13 entry daha
  • 1996 - 1997 sezonu. şampiyonluk macerası galatasaray ile beşiktaş arasında geçiyor. zaten dönem galatasaray'ın estiği gürlediği, efsane kadrosuna sahip olduğu dönem. üstüne üstlük arif erdem gibi müthiş bir tiyatrocu forvete sahipler, onun yere düşüş provalarına penaltı çalan, elle oynamalarını alkışlayan hakemler de cabası.

    beşiktaş ise yeni teknik direktörü ile (rasim kara) göze hoş gelen bir futbol oynuyor, amokachi ilerde, mrmiç kalede, yankov orta sahada iyi işler yapan yabancılar. efsane futbolcular şifo mehmet, ertuğrul sağlam, sergen yalçın, alpay özalan kadroda.

    avrupa kupalarında ise beşiktaş tarihi için başarılı bir sezon denilebilir: uefa kupasında son 16 takıma kalmış, valencia'ya elenmiş o maçta da amokachi inanılmaz şekilde kale çizgisine iki karış mesafeden kaleye giren topu kale direği üzerinden auta atıyordu.

    ancak birileri belli ki seba'yı istemiyordu, fırsat kolluyordu. süleyman seba o kadar büyük şahsiyetti ki oysa.. pepeçura o sezon lig, kupa, uefa tüm maçlara gitmeye çabalıyor, içeridekilerin tamamına, deplasmaların neredeyse yarısına gidiyordu. bu arada o o zamanlar biletler akaretlerdeki kulüp binasının içerisinde satılırdı. defalarca seba'yla karşılaşmıştım. yokuşu beraber çıkardık, inerdik. hiç unutmam, kulüp kapısında karşılaştık, kapıyı tuttum içeri girsin diye, dostça beni tutup içeri iteledi, önce taraftar diye. beraber kupaların olduğu odayı gezmiştik makam odasının yanında. bu arada ben sadece 20 yaşında, üniversite öğrenci sıradan bir taraftarım. seba dersleri sorar, derslerimi aksatmamamı tembihlerdi. düşünebiliyor musunuz 20 yaşında sıradan bir öğrenci belki 10 kere beşiktaş'ın efsane başkanı seba'yla sohbet ediyor, ilgi görüyor.

    haliyle tribündeki pozisyonlanmam da buna göre oluyor. arkadaş grubumuz arasında o zamanlar yönetimi beceriksiz görenler, şevket belgin'i filan bastonlu ihtiyarlar diye niteleyenler var ama genelde protestolara, hele hele küfürlere hiç katılmıyoruz.

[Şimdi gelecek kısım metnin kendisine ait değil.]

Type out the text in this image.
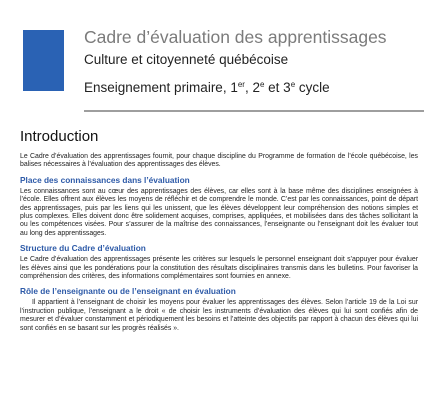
Cadre d’évaluation des apprentissages
Culture et citoyenneté québécoise
Enseignement primaire, 1er, 2e et 3e cycle
Introduction

Le Cadre d’évaluation des apprentissages fournit, pour chaque discipline du Programme de formation de l’école québécoise, les balises nécessaires à l’évaluation des apprentissages des élèves.

Place des connaissances dans l’évaluation

Les connaissances sont au cœur des apprentissages des élèves, car elles sont à la base même des disciplines enseignées à l’école. Elles offrent aux élèves les moyens de réfléchir et de comprendre le monde. C’est par les connaissances, point de départ des apprentissages, puis par les liens qui les unissent, que les élèves développent leur compréhension des notions simples et plus complexes. Elles doivent donc être solidement acquises, comprises, appliquées, et mobilisées dans des tâches sollicitant la ou les compétences visées. Pour s’assurer de la maîtrise des connaissances, l’enseignante ou l’enseignant doit les évaluer tout au long des apprentissages.

Structure du Cadre d’évaluation

Le Cadre d’évaluation des apprentissages présente les critères sur lesquels le personnel enseignant doit s’appuyer pour évaluer les élèves ainsi que les pondérations pour la constitution des résultats disciplinaires transmis dans les bulletins. Pour favoriser la compréhension des critères, des informations complémentaires sont fournies en annexe.

Rôle de l’enseignante ou de l’enseignant en évaluation

Il appartient à l’enseignant de choisir les moyens pour évaluer les apprentissages des élèves. Selon l’article 19 de la Loi sur l’instruction publique, l’enseignant a le droit « de choisir les instruments d’évaluation des élèves qui lui sont confiés afin de mesurer et d’évaluer constamment et périodiquement les besoins et l’atteinte des objectifs par rapport à chacun des élèves qui lui sont confiés en se basant sur les progrès réalisés ».
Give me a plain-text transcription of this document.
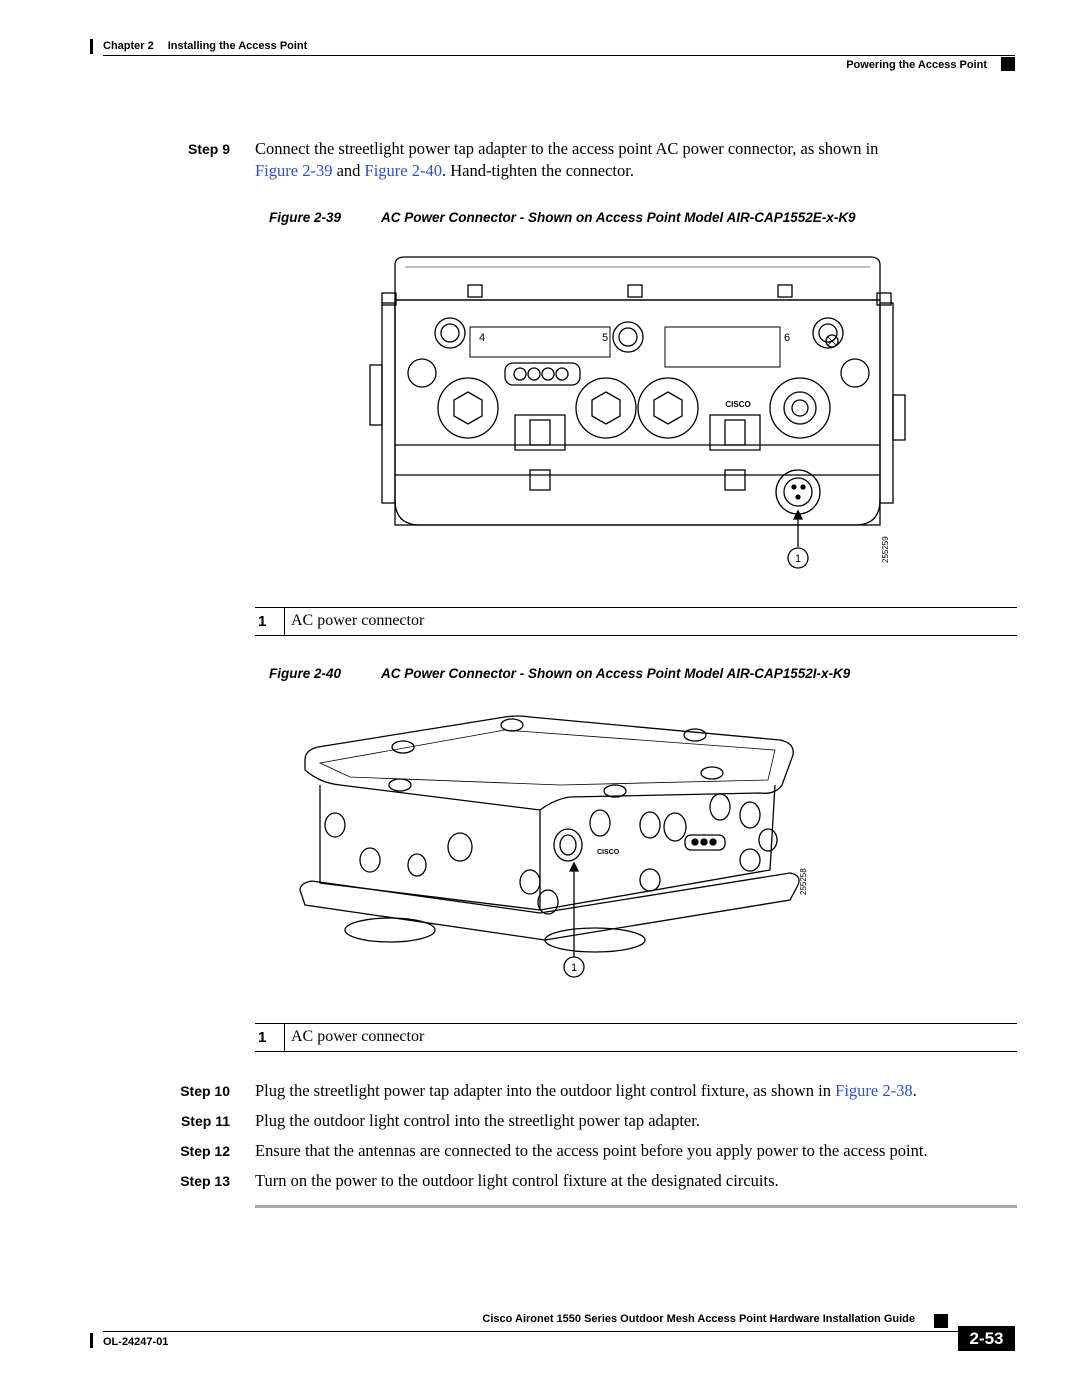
Chapter 2 Installing the Access Point
Powering the Access Point
Step 9 Connect the streetlight power tap adapter to the access point AC power connector, as shown in
Figure 2-39 and Figure 2-40. Hand-tighten the connector.
Figure 2-39	AC Power Connector - Shown on Access Point Model AIR-CAP1552E-x-K9
4	5	6
CISCO
1	255259
1 AC power connector
Figure 2-40	AC Power Connector - Shown on Access Point Model AIR-CAP1552I-x-K9
CISCO
1
255258
1 AC power connector
Step 10 Plug the streetlight power tap adapter into the outdoor light control fixture, as shown in Figure 2-38.
Step 11 Plug the outdoor light control into the streetlight power tap adapter.
Step 12 Ensure that the antennas are connected to the access point before you apply power to the access point.
Step 13 Turn on the power to the outdoor light control fixture at the designated circuits.
Cisco Aironet 1550 Series Outdoor Mesh Access Point Hardware Installation Guide
OL-24247-01	2-53
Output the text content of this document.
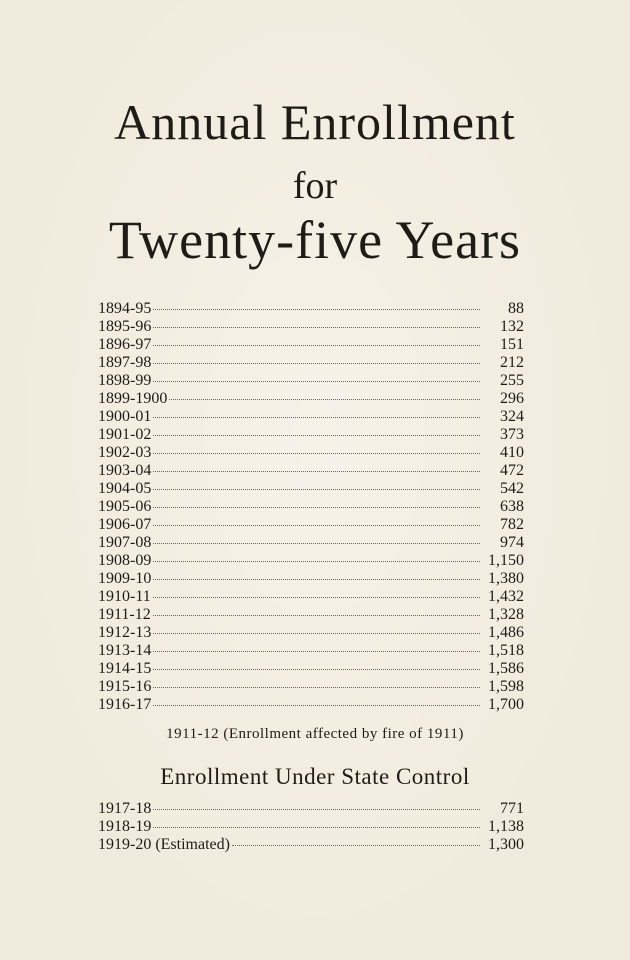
Annual Enrollment
for
Twenty-five Years
1894-95	88
1895-96	132
1896-97	151
1897-98	212
1898-99	255
1899-1900	296
1900-01	324
1901-02	373
1902-03	410
1903-04	472
1904-05	542
1905-06	638
1906-07	782
1907-08	974
1908-09	1,150
1909-10	1,380
1910-11	1,432
1911-12	1,328
1912-13	1,486
1913-14	1,518
1914-15	1,586
1915-16	1,598
1916-17	1,700
1911-12 (Enrollment affected by fire of 1911)
Enrollment Under State Control
1917-18	771
1918-19	1,138
1919-20 (Estimated)	1,300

    ancak işlerin pek iyi gitmediği, savunmanın müthiş aksadığı bir samsun deplasmanında 4-1 yeniliyoruz. maçta samsun 2-0 öne geçiyor, rasim kara risk alıyor ama işe yaramıyor maç 4-1 bitiyor. maç sonu da farklı skora da "ha bir tane ha dört tane" farketmez diye açıklama getiriyor.

    bir sonraki hafta antep maçı inönü'de. kapalı tribünde kıvılcım çaksa yanacak bir atmosfer var. birden üst kapalı'da sağ tarafta bir grup

    /ha bir tane ha dört tane
    /rasim sana kaç tane

    diye bağırmaya başlıyor. oysa o zamana kadar rasim kara eski beşiktaşlılığıyla, tavır ve karakteriyle çok sevilirdi tribünde.

    /rasim kara rasim kara bulunmaz eşin
    /yak bir sigara bu taraftar için

    denir, kara tribünü selamlar, kibriti çakardı.

    neyse tribünün orta yerinde de (şimdi kutu diye tabir edilen yer) bu tezahürata katılanlar oldu. kısa birkaç saniyelik duraklamadan sonra bu protestoyu bastıracak tempolar tutuldu. ama ne zaman duraklasak önce o sağ taraftaki grup sonra içimizden bazıları başlıyordu: raim sana kaç tane diye..

    ve birkaç dakikaya kalmadan istemeden de olsa arkadaşlarla benim de istemeden katıldığım bir kavga peydah oldu. hiç tanımadığım, gittiğim onlarca maç içerisinde hiç görmediğim adamlar bir şeyler karıştırıyordu.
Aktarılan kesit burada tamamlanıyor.